Esse último aspecto precisa ser amplamente destacado. Afinal, é feita uma intensa propaganda, rasa e distorcida, no sentido de que os desajustes nas contas públicas resultam de gastanças irresponsáveis. Usando uma comparação inadequada com as finanças domésticas, busca-se o convencimento popular pela via simplista de que os gastos não podem superar as receitas. O pior dessa campanha de enganação midiática é justamente o fato de que nos últimos 14 (quatorze) anos somente nos dois mais recentes houve deficit primário (por retração nas receitas).
Simplesmente não existe (existiu) um descontrole monumental nas contas públicas decorrente de despesas excessivas e irresponsáveis com remunerações, aposentadorias, benefícios assistenciais e programas sociais (a quase totalidade dos gastos primários). Essa é a realidade deturpada pelo discurso oficial (governo, grande mídia e economistas do “mercado”). O ápice do apocalipse artificialmente construído está bem retratado nas palavras do deputado Darcísio Perondi, relator da PEC na Câmara dos Deputados. Afirmou o parlamentar: “Caso nada seja feito [aprovação da PEC 241/2016], o Dia do Juízo Fiscal chegará e atingirá a todos” (veja a íntegra).

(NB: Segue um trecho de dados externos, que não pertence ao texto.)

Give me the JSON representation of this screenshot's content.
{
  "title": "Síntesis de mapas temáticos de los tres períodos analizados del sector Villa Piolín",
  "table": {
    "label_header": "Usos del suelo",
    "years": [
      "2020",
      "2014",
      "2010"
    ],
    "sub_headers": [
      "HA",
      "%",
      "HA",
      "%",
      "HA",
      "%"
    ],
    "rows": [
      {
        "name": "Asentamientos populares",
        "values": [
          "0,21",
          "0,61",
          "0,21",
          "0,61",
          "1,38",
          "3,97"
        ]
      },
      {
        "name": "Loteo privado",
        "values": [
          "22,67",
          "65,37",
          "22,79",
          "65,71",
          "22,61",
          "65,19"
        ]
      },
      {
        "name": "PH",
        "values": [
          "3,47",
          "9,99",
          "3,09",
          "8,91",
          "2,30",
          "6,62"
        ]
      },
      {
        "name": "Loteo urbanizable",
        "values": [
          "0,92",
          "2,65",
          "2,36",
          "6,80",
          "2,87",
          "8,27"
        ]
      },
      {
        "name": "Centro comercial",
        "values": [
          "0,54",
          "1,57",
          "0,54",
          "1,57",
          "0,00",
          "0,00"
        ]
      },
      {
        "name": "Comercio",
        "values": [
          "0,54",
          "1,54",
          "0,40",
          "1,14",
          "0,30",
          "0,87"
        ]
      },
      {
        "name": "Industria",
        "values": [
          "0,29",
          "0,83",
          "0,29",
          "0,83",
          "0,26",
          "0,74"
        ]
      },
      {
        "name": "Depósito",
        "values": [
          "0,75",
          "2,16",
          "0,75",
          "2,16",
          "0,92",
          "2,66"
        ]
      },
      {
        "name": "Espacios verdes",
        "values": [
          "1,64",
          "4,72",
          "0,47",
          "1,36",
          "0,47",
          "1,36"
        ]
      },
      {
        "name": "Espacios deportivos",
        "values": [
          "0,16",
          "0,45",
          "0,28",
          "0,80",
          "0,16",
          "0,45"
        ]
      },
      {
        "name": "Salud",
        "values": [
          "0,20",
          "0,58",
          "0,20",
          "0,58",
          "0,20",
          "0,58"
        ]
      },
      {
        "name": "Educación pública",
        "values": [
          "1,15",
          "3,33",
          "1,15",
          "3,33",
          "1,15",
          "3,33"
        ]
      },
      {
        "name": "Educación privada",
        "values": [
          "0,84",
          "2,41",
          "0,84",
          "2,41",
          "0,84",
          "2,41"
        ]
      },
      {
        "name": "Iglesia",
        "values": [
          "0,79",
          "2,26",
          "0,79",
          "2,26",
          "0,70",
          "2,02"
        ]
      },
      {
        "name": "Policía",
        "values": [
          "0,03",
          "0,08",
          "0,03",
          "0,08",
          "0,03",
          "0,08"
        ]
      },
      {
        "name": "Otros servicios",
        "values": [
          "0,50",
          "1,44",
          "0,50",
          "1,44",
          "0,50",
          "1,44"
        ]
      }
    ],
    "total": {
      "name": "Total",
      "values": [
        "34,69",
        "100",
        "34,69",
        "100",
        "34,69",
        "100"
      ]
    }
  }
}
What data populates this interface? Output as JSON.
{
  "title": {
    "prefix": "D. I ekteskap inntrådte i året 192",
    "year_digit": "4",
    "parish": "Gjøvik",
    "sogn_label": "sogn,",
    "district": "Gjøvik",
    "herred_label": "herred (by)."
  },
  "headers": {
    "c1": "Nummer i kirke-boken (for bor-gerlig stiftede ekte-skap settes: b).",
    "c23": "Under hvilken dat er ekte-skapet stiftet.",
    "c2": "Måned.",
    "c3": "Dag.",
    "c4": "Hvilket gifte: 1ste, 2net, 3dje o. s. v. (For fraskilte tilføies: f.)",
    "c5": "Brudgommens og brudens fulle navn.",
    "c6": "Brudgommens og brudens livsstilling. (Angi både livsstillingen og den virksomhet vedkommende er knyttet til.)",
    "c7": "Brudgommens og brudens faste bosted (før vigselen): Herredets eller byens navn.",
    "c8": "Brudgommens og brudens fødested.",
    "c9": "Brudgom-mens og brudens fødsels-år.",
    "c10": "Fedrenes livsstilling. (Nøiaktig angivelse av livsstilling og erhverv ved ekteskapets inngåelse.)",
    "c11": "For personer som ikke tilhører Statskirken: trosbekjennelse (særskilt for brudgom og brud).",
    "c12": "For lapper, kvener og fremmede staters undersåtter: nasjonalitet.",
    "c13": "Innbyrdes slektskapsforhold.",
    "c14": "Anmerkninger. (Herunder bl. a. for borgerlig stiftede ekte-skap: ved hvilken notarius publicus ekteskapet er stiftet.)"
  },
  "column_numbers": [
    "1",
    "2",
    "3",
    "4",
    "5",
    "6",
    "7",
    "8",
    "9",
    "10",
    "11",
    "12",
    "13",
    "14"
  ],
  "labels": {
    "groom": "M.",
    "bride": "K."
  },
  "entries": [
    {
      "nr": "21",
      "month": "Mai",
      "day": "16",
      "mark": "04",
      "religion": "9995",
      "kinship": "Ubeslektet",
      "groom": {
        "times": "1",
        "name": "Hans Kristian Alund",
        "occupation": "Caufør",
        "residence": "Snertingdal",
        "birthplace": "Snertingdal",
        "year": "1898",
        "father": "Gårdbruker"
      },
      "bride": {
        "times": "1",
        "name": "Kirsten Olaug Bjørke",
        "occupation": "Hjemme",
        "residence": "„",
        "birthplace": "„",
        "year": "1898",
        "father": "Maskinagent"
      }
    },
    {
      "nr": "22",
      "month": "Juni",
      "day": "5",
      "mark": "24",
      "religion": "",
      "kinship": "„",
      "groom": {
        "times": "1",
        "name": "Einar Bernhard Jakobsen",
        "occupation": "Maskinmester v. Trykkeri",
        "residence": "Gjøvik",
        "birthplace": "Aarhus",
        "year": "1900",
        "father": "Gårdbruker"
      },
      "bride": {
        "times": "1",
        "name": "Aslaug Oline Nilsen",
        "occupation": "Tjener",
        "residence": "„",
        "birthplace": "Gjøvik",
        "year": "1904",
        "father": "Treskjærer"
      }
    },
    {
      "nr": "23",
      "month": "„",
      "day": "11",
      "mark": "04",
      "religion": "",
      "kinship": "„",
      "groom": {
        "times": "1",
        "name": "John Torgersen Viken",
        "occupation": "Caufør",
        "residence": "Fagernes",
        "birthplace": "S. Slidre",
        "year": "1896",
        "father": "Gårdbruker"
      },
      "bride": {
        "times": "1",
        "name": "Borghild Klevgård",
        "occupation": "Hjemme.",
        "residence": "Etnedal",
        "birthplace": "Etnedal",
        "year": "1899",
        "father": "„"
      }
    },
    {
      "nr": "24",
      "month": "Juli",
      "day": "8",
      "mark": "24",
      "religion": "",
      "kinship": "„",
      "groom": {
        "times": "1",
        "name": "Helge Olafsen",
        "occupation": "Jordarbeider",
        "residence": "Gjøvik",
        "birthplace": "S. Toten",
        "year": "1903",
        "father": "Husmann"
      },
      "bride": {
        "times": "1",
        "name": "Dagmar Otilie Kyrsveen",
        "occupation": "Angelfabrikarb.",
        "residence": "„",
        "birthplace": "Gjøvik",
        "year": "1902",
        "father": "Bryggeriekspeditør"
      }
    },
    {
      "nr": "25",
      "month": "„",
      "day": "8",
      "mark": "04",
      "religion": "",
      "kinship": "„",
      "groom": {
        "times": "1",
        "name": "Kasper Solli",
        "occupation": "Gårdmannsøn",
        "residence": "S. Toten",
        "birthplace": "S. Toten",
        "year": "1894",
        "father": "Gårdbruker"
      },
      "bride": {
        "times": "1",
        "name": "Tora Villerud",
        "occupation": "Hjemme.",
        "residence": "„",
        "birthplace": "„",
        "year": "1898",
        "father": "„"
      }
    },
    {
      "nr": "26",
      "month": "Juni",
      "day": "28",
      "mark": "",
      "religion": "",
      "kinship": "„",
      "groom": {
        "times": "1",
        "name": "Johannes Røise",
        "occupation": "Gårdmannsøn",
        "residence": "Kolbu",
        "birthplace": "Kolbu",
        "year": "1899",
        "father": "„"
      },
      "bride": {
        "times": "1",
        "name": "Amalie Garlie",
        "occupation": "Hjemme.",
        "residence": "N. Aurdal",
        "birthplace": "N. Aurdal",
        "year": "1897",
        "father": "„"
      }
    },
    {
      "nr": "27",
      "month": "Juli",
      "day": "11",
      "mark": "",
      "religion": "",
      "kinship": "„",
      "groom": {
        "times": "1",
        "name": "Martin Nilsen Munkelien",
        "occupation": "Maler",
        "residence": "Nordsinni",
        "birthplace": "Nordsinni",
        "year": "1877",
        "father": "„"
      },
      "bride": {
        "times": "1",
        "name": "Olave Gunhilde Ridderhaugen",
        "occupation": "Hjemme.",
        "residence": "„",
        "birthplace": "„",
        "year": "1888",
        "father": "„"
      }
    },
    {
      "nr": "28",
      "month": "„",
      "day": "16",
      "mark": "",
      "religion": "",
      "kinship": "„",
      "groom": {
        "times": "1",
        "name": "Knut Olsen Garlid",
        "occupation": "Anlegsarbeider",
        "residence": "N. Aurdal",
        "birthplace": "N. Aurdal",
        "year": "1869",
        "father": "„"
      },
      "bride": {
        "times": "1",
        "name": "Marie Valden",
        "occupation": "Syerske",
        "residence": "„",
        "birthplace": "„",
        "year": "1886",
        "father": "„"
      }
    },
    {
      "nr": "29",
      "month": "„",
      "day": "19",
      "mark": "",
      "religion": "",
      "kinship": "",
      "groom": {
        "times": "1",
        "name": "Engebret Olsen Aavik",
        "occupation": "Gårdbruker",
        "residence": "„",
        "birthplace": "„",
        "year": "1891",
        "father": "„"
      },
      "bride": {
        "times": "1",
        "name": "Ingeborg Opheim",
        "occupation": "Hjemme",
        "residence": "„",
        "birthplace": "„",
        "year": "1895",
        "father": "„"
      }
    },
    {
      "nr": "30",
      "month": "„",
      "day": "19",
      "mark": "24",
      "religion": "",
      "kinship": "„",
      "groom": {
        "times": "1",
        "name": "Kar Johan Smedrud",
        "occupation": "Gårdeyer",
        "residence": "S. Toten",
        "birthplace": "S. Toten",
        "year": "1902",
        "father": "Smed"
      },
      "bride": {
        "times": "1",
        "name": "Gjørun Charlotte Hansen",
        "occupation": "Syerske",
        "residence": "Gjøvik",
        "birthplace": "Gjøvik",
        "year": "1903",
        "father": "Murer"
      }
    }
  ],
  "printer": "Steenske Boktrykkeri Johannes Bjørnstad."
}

Transformada em norma constitucional, a PEC 241/2016 (n. 55/2016 no Senado Federal) significará um sofisticado e duradouro expediente de ajuste ou arrocho fiscal seletivo. Por essa via, as despesas (sociais) do Estado voltadas para melhorar as condições de vida da maioria da população serão estranguladas. Por outro lado, o mercado financeiro, especialmente o pagamento do serviço da dívida pública, permanecerá intocado e livre de qualquer contenção mais significativa.